Com a proposta de aproximar a plateia da realidade dos atletas paralímpicos, o público foi instigado a usar os sentidos. Em outro momento, a união de todos os países formou um grande coração pulsante para transmitir a mensagem: “O coração não conhece limites”.
O espetáculo
A cerimônia, idealizada pelo escritor e dramaturgo Marcelo Rubens Paiva, pelo design Fred Gelli e pelo artista plástico Vik Muniz, começou com uma viagem na história do Movimento Paralímpico. Um vídeo mostrou o berço do paradesporto, iniciado no fim da Segunda Guerra Mundial na pequena cidade inglesa de Stoke Mandeville. As imagens fizeram uma conexão entre a capital britânica Londres e Belém, no Pará, com Sir Philip Craven, presidente do Comitê Paralímpico Internacional, passando pelos locais em sua cadeira de rodas. Em seguida ele chega ao Rio de Janeiro e entra na rampa do Maracanã para, enfim, surgir no meio do público, dando início à contagem regressiva.

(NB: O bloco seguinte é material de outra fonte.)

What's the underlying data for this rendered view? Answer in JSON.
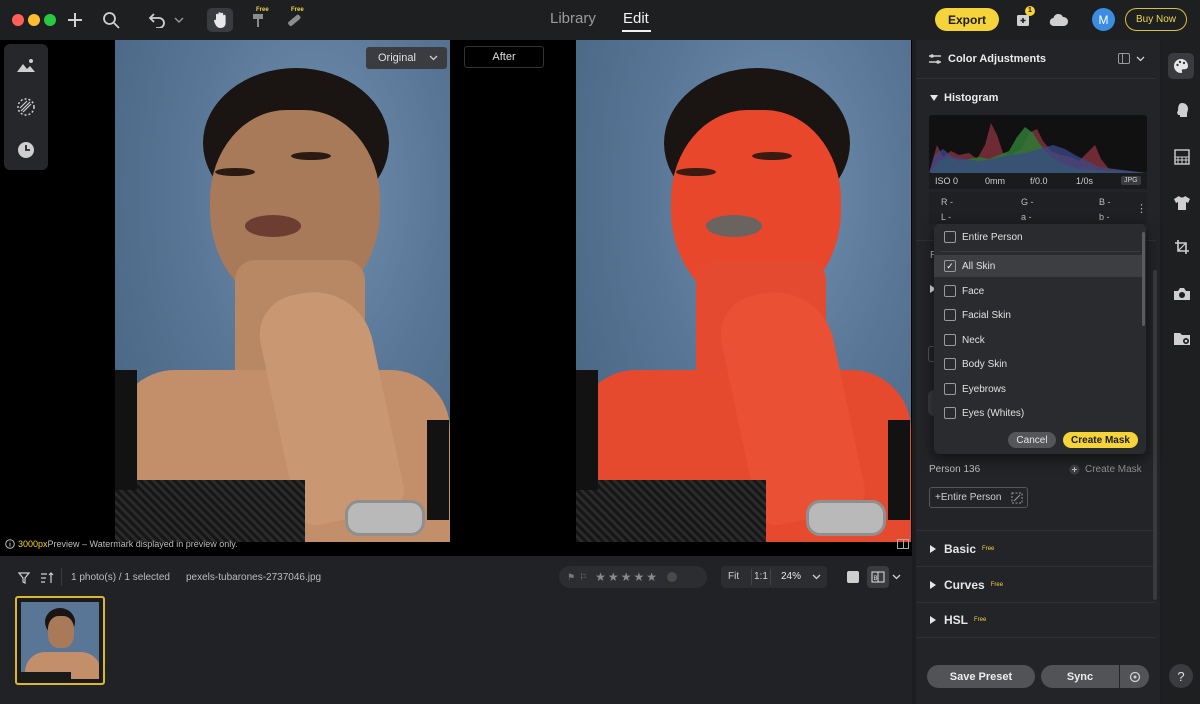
{
  "topbar": {
    "free1": "Free",
    "free2": "Free",
    "tab_library": "Library",
    "tab_edit": "Edit",
    "export": "Export",
    "notif_count": "1",
    "avatar": "M",
    "buy": "Buy Now"
  },
  "canvas": {
    "original_label": "Original",
    "after_label": "After",
    "preview_px": "3000px",
    "preview_note": " Preview – Watermark displayed in preview only."
  },
  "filmstrip": {
    "count": "1 photo(s) / 1 selected",
    "filename": "pexels-tubarones-2737046.jpg",
    "fit": "Fit",
    "one": "1:1",
    "zoom": "24%"
  },
  "panel": {
    "title": "Color Adjustments",
    "histogram": "Histogram",
    "iso": "ISO 0",
    "mm": "0mm",
    "f": "f/0.0",
    "shutter": "1/0s",
    "fmt": "JPG",
    "r": "R -",
    "g": "G -",
    "b": "B -",
    "l": "L -",
    "a": "a -",
    "bb": "b -",
    "person": "Person 136",
    "create_mask_link": "Create Mask",
    "entire_person_btn": "+Entire Person",
    "basic": "Basic",
    "curves": "Curves",
    "hsl": "HSL",
    "free": "Free",
    "save_preset": "Save Preset",
    "sync": "Sync",
    "r_letter": "R"
  },
  "dropdown": {
    "items": [
      {
        "label": "Entire Person",
        "checked": false
      },
      {
        "label": "All Skin",
        "checked": true
      },
      {
        "label": "Face",
        "checked": false
      },
      {
        "label": "Facial Skin",
        "checked": false
      },
      {
        "label": "Neck",
        "checked": false
      },
      {
        "label": "Body Skin",
        "checked": false
      },
      {
        "label": "Eyebrows",
        "checked": false
      },
      {
        "label": "Eyes (Whites)",
        "checked": false
      }
    ],
    "cancel": "Cancel",
    "create": "Create Mask"
  },
  "help": "?",
  "colors": {
    "accent": "#f5d33a",
    "mask": "#e8472c",
    "avatar": "#3a8de0"
  }
}
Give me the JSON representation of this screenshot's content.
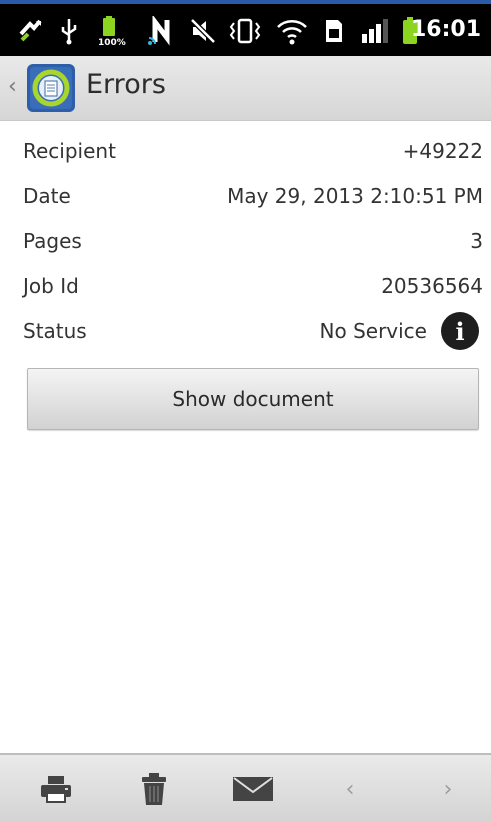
{
  "status_bar": {
    "time": "16:01",
    "battery_percent_label": "100%",
    "icons": [
      "sync-icon",
      "usb-icon",
      "battery-100-icon",
      "nfc-icon",
      "mute-icon",
      "vibrate-icon",
      "wifi-icon",
      "sim-icon",
      "signal-icon",
      "battery-icon"
    ]
  },
  "action_bar": {
    "title": "Errors",
    "icon": "fax-app-icon"
  },
  "details": [
    {
      "label": "Recipient",
      "value": "+49222"
    },
    {
      "label": "Date",
      "value": "May 29, 2013 2:10:51 PM"
    },
    {
      "label": "Pages",
      "value": "3"
    },
    {
      "label": "Job Id",
      "value": "20536564"
    },
    {
      "label": "Status",
      "value": "No Service",
      "icon": "info-icon"
    }
  ],
  "show_document_label": "Show document",
  "bottom_bar": {
    "icons": [
      "print-icon",
      "trash-icon",
      "mail-icon",
      "chevron-left-icon",
      "chevron-right-icon"
    ],
    "prev_label": "‹",
    "next_label": "›"
  },
  "colors": {
    "status_bar_bg": "#000000",
    "accent_line": "#2a5ba6",
    "battery_green": "#8bd41f"
  }
}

Foi neste momento que uma das principais apresentações da noite levantou a plateia: o norte-americano Aaron Wheelz, que nasceu com uma má-formação congênita conhecida como espinha bífida, utilizou sua cadeira de rodas para realizar um feito que poucas pessoas teriam coragem de tentar. O atleta desceu, em alta velocidade, por uma mega rampa de 17 metros (equivalente a um prédio de seis andares) montada ao longo das arquibancadas do Maracanã. No momento em que Aaron Wheelz concluía a manobra, fogos de artifícios foram disparados, iluminando o céu do Rio de Janeiro.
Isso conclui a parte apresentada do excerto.